Ela amava aquele bebê mais do que tudo em sua vida! E o amor
infantil e inocente que ela recebia em troca era um tesouro inestimável!
A
mãe ajudou o filho a dar os primeiros passos e logo o menino começou a andar
sozinho. Mas o marido continuava exigente e intransigente e naquele dia exigiu
tantas coisas que o filho acabou ficando sozinho. O menino ficou andando pelo
quintal, até cair, dando um grito. E caído ficou choramingando.
A
mãe chegou como um raio em socorro ao filho, pegou o menino nos braços e viu
uma cobra saindo de perto da criança.
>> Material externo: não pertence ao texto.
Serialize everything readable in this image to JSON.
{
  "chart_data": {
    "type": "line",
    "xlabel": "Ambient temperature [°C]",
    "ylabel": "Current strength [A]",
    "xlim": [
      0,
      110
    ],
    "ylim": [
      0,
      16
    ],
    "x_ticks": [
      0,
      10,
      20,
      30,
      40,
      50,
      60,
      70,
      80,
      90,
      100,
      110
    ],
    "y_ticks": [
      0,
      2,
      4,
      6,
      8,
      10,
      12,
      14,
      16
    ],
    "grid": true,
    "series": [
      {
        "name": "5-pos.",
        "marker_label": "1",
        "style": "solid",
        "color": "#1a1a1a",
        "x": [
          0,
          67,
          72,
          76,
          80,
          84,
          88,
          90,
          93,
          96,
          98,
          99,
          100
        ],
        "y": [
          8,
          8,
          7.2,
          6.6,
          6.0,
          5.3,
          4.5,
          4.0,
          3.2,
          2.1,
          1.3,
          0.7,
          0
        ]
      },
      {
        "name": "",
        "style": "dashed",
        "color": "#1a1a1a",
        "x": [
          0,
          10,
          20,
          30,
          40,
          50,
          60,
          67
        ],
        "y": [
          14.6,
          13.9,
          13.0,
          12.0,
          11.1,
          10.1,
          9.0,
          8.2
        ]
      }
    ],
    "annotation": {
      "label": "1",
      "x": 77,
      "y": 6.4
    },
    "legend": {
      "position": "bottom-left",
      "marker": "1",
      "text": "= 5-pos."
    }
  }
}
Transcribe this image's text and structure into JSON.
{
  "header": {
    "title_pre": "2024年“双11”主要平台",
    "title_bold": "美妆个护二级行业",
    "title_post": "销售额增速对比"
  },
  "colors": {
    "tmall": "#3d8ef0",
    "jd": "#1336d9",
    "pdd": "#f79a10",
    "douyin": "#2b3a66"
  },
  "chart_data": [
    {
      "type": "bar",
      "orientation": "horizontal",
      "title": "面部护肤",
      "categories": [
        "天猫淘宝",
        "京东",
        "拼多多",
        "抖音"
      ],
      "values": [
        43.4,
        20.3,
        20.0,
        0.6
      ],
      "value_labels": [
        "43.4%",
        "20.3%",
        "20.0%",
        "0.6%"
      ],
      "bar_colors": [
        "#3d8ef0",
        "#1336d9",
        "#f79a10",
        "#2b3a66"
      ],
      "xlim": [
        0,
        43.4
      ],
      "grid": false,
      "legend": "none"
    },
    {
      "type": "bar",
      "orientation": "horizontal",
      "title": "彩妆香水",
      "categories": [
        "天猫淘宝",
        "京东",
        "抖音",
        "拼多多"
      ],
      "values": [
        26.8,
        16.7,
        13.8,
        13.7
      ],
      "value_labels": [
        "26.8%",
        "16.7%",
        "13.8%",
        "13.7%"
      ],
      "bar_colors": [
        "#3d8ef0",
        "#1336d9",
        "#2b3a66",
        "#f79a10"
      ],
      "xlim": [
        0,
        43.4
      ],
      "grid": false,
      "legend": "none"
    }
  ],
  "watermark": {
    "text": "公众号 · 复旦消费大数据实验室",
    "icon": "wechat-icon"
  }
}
O menino foi ficando roxo, chorando cada
vez mais baixinho, se acalmou nos braços da mãe, até que o choro parou e ele se
foi, empalidecido.
Kisa
Gotami saiu correndo com o filho no colo, em desespero, pedindo por ajuda:
-
Por favor, me dê um remédio para curar o meu filhinho!
Ela
tocava nas casas e era humilhada:
As
pessoas, carrancudas, batiam a porta em sua cara. Depois riam e comentavam:
-
Que mulher louca! A criança está morta!
A
mulher ouvia mas não queria acreditar. Por que você não se mexe, filho? Eu
quero você de novo andando e brincando – pensava ela.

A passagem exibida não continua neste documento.